Cudowny czas dzielenia się dobrem, czyli Neujahrsempfang u Sylwii
Cudowny czas dzielenia się dobrem, czyli Neujahrsempfang u Sylwii
Kochani,
było wspaniale. Przybyły 44 osoby. Siedzieliśmy na parterze u Sylwii „Zum Szültenbürger“, żeby powitać się noworocznie. Sylwia przeszła samą siebie:
wspaniały bufet z polskimi różnościami i specjałami, nawet ciasta i kawa na deser. I Pappteller do spakowania pozostałości do domu.
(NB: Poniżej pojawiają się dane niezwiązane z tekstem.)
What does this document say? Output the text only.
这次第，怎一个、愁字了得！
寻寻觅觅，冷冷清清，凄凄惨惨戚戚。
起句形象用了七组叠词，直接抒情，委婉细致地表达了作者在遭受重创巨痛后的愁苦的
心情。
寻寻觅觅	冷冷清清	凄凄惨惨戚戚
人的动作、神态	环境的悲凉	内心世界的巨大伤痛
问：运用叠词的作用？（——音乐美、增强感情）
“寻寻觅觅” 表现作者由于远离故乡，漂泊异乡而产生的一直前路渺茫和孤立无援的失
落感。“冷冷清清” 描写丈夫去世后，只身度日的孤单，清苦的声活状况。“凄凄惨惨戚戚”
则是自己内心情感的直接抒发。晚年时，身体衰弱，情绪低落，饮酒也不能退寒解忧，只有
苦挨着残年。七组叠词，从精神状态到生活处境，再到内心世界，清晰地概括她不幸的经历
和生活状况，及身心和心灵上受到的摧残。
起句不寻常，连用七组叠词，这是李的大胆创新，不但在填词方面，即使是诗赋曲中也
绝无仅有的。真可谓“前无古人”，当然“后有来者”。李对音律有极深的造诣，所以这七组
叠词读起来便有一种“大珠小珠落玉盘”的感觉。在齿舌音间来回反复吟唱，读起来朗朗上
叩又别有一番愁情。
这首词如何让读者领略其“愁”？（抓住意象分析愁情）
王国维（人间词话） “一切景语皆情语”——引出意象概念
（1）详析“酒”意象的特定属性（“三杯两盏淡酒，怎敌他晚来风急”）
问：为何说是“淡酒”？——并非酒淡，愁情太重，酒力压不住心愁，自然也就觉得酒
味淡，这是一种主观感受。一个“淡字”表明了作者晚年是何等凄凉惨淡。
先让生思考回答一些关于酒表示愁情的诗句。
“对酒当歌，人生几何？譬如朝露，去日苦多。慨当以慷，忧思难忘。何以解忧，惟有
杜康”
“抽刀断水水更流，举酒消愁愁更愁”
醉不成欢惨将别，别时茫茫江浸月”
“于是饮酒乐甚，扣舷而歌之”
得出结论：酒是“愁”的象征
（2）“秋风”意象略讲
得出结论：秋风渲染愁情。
Polonika postawiła szampana (dziękuję Markowi za dostarczenie) .
Było przemówienie noworoczne z minutą ciszy za zmarłych w ostatnim czasie członków Poloniki. Było powitanie nowych członków: Johannes Nawara, Piotr i Gosia Polednik.
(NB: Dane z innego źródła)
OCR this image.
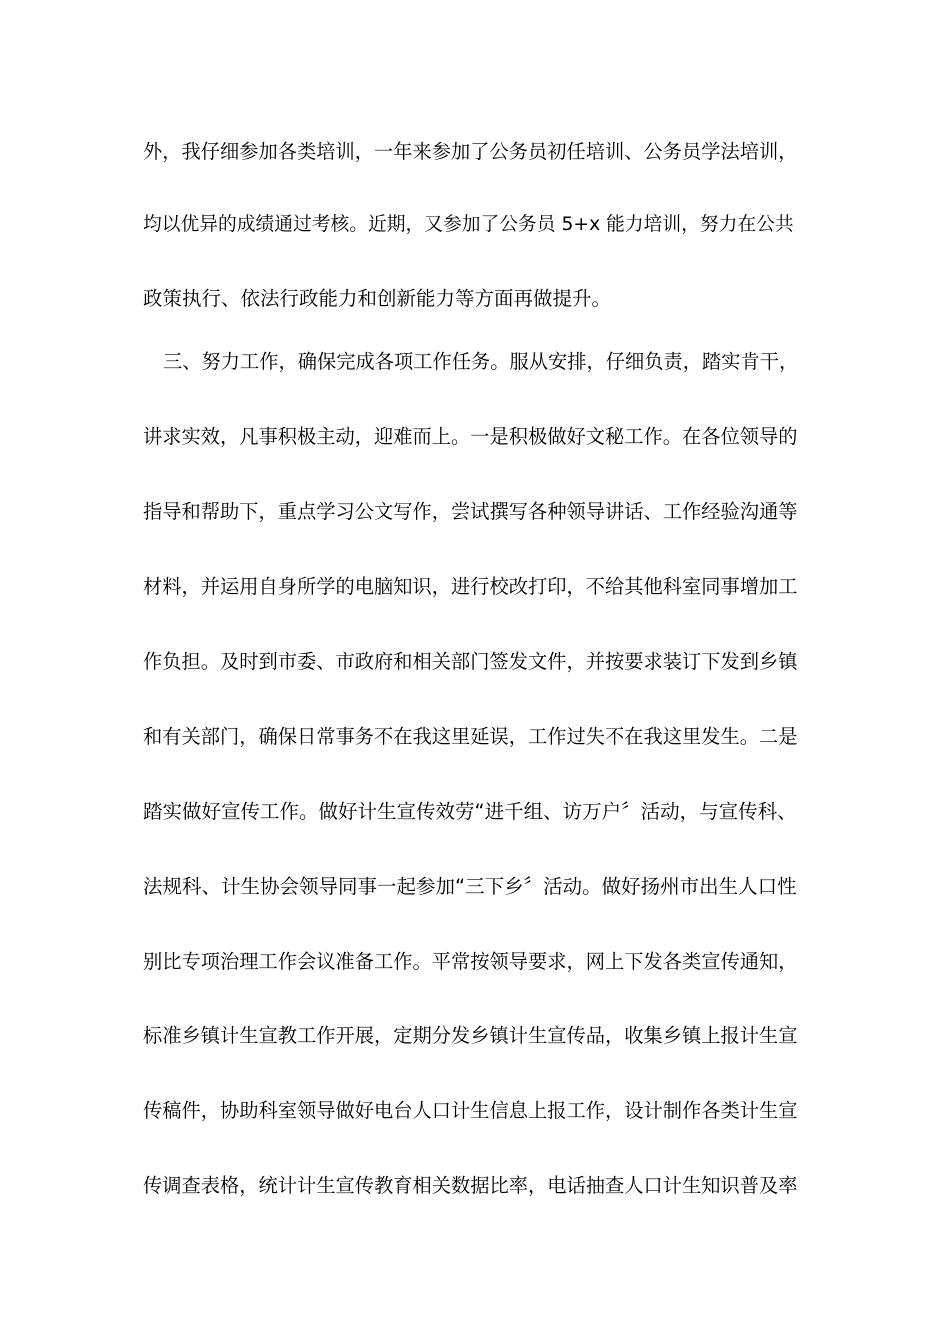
外，我仔细参加各类培训，一年来参加了公务员初任培训、公务员学法培训，
均以优异的成绩通过考核。近期，又参加了公务员 5+x 能力培训，努力在公共
政策执行、依法行政能力和创新能力等方面再做提升。
三、努力工作，确保完成各项工作任务。服从安排，仔细负责，踏实肯干，
讲求实效，凡事积极主动，迎难而上。一是积极做好文秘工作。在各位领导的
指导和帮助下，重点学习公文写作，尝试撰写各种领导讲话、工作经验沟通等
材料，并运用自身所学的电脑知识，进行校改打印，不给其他科室同事增加工
作负担。及时到市委、市政府和相关部门签发文件，并按要求装订下发到乡镇
和有关部门，确保日常事务不在我这里延误，工作过失不在我这里发生。二是
踏实做好宣传工作。做好计生宣传效劳“进千组、访万户〞活动，与宣传科、
法规科、计生协会领导同事一起参加“三下乡〞活动。做好扬州市出生人口性
别比专项治理工作会议准备工作。平常按领导要求，网上下发各类宣传通知，
标准乡镇计生宣教工作开展，定期分发乡镇计生宣传品，收集乡镇上报计生宣
传稿件，协助科室领导做好电台人口计生信息上报工作，设计制作各类计生宣
传调查表格，统计计生宣传教育相关数据比率，电话抽查人口计生知识普及率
Było dużo rozmów i śmiechu przez 3 godz., aż do godz. 17.00.
Dziękujemy Sylwii i Dimitri i całemu personelowi za tę piękną ucztę.
Zdjęcia na galerii.
Myślę, że ważne jest nie tylko jedzenie, ale też rodzinna atmosfera, którą udało nam się stworzyć. Jestesmy grupą Polonijną, ale w naszej obecności poczuli się również wspaniale, towarzyszący niektórym członkom, Niemcy i Włosi ( rodzina Viani), zaskoczeni naszą serdecznością i otwartym sercem. Niektórzy z nich chcą się zapisać do naszej organizacji, inni pytają, czy mogą przyjść po raz drugi, bo czują się jak w gronie rodzinnym.
I to chyba jest to, co czyni nasza organizację tak pociagajacą. Stanowimy wielką rodzinę, nikt nie jest anonimowy, ani zagubiony, mamy miejsce dla każdego.
Kiedy przyjechałam do Niemiec, miałam marzenie, żeby stworzyć organizację, w której ludzie nie będą się czuli samotni, i myslę że się to po części udało.
O planach na luty w następnym mailu.